And there you have it, an AKS cluster deployed with the control plane on a private IP address, time to crack that tinny for a job well done…But remember that private DNS thing I skimmed over, well there is some considerations to that. 168.63.129.16 is the Azure DNS and it’s really important in this scenario, especially if you want on-premises devices to be able to connect. Microsoft do a very good job of explaining this here, but the quick summary is to make sure you have your on-premises DNS server forwarding resolution to Azure DNS, as it knows about the private zones which lets you stop external resolution being attempted and failing. Point 3 is key, as lets be honest you’ll normally have at least a DC in Azure with custom DNS configured on the VNET:

1. By default, when a private cluster is provisioned, a private endpoint (1) and a private DNS zone (2) are created in the cluster managed resource group. The cluster uses an A record in the private zone to resolve the IP of the private endpoint for communication to the API server.
2. The private DNS zone is linked only to the VNet that the cluster nodes are attached to (3). This means that the private endpoint can only be resolved by hosts in that linked VNet. In scenarios where no custom DNS is configured on the VNet (default), this works without issue as hosts point at 168.63.129.16 for DNS which can resolve records in the private DNS zone because of the link.

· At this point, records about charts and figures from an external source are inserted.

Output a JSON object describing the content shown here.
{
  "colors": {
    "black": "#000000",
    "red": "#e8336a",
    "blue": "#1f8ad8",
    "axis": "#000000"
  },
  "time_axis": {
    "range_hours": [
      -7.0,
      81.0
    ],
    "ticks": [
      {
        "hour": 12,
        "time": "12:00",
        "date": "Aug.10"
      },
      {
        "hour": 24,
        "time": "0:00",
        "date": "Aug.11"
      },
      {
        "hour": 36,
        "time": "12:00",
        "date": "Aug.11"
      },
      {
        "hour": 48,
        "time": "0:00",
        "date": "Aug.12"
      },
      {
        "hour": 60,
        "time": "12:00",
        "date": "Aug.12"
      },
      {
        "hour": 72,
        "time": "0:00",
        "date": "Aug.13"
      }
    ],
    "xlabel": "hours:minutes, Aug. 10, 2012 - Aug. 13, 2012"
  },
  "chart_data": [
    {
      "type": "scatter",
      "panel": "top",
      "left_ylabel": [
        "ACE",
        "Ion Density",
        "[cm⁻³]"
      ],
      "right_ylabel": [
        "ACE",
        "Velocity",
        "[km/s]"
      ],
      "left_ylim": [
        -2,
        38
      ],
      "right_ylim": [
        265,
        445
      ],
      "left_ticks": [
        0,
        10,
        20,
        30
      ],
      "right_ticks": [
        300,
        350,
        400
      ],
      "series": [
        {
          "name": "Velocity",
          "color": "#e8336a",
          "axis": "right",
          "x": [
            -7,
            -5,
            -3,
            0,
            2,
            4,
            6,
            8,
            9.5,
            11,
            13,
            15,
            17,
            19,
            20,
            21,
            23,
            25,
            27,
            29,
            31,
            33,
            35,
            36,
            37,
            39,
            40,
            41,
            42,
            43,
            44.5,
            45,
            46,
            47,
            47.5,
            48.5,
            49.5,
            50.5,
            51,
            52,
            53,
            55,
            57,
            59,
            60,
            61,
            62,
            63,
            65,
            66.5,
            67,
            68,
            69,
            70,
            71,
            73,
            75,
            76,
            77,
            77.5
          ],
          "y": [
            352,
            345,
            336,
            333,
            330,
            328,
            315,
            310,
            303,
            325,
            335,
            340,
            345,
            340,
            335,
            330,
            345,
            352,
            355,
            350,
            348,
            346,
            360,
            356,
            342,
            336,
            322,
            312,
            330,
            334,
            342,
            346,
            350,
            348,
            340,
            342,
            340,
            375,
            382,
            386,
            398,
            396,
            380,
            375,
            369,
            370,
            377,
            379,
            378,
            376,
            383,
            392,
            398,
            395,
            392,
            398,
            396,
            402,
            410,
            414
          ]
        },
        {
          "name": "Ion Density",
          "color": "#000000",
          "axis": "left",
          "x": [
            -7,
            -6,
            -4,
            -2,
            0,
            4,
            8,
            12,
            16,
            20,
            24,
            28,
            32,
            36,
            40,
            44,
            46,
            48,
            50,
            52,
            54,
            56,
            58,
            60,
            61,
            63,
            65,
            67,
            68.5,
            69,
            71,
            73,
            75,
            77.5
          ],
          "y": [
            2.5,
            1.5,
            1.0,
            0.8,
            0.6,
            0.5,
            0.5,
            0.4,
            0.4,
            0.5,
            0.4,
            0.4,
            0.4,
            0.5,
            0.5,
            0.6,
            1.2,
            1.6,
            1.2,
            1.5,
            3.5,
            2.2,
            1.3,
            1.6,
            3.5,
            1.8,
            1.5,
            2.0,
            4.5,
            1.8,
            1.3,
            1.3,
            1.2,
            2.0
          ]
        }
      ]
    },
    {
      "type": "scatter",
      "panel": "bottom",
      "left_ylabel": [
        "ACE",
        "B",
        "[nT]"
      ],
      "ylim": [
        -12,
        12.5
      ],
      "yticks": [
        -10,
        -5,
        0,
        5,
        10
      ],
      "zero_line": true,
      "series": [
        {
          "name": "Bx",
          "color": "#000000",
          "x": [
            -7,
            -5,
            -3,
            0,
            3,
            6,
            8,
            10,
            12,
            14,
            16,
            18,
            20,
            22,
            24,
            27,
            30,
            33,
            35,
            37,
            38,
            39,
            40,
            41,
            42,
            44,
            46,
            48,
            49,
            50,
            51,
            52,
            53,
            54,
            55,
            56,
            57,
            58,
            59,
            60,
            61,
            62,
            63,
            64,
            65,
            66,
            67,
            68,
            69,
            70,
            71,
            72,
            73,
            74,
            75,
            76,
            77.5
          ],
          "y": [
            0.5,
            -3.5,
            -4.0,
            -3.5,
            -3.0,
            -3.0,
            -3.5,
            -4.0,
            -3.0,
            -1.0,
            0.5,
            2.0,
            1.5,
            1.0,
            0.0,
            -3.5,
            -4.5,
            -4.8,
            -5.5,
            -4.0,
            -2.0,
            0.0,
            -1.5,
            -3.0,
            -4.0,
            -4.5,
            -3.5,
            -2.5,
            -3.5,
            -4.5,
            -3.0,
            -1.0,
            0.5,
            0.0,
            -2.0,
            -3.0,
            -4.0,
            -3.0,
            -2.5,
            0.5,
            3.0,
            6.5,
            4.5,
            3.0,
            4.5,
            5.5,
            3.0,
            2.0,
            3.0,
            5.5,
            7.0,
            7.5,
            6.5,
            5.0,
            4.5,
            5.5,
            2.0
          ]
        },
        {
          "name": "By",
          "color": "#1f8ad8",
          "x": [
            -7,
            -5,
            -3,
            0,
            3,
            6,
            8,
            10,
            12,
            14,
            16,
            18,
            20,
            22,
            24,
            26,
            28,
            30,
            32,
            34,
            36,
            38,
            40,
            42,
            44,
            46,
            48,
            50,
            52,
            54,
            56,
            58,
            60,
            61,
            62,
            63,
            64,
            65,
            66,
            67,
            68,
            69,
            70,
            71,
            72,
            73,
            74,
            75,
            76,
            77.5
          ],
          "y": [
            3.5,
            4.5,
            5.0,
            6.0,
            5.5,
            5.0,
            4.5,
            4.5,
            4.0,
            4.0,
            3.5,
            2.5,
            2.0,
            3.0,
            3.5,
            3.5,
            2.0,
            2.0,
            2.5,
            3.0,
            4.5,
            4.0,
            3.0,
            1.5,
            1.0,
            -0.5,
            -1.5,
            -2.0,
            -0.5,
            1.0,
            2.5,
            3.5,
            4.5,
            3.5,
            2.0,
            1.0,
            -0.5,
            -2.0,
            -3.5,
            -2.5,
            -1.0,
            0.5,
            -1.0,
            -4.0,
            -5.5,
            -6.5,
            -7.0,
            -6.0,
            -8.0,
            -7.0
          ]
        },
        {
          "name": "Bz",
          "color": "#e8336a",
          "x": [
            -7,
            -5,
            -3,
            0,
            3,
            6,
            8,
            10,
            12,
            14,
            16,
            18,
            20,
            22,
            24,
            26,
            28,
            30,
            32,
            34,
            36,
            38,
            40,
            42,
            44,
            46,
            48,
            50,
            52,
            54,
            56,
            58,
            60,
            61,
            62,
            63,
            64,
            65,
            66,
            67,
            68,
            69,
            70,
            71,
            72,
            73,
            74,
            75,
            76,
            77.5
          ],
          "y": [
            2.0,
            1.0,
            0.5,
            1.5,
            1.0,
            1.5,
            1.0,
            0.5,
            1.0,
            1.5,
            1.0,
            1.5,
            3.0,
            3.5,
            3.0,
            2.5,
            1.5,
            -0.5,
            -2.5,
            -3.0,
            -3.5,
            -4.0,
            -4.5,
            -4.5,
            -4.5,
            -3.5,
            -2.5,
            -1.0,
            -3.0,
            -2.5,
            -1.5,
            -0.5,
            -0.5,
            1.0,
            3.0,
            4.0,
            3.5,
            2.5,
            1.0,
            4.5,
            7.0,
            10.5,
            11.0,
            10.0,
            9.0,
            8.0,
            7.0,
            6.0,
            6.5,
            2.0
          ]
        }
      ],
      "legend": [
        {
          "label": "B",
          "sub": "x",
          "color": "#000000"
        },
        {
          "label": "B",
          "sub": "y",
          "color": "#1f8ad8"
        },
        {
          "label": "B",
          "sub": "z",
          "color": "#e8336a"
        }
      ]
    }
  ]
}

3. In scenarios where the VNet containing your cluster has custom DNS settings (4), cluster deployment fails unless the private DNS zone is linked to the VNet that contains the custom DNS resolvers (5). This link can be created manually after the private zone is created during cluster provisioning or via automation upon detection of creation of the zone using event-based deployment mechanisms (for example, Azure Event Grid and Azure Functions).

Now did someone mention a tinny?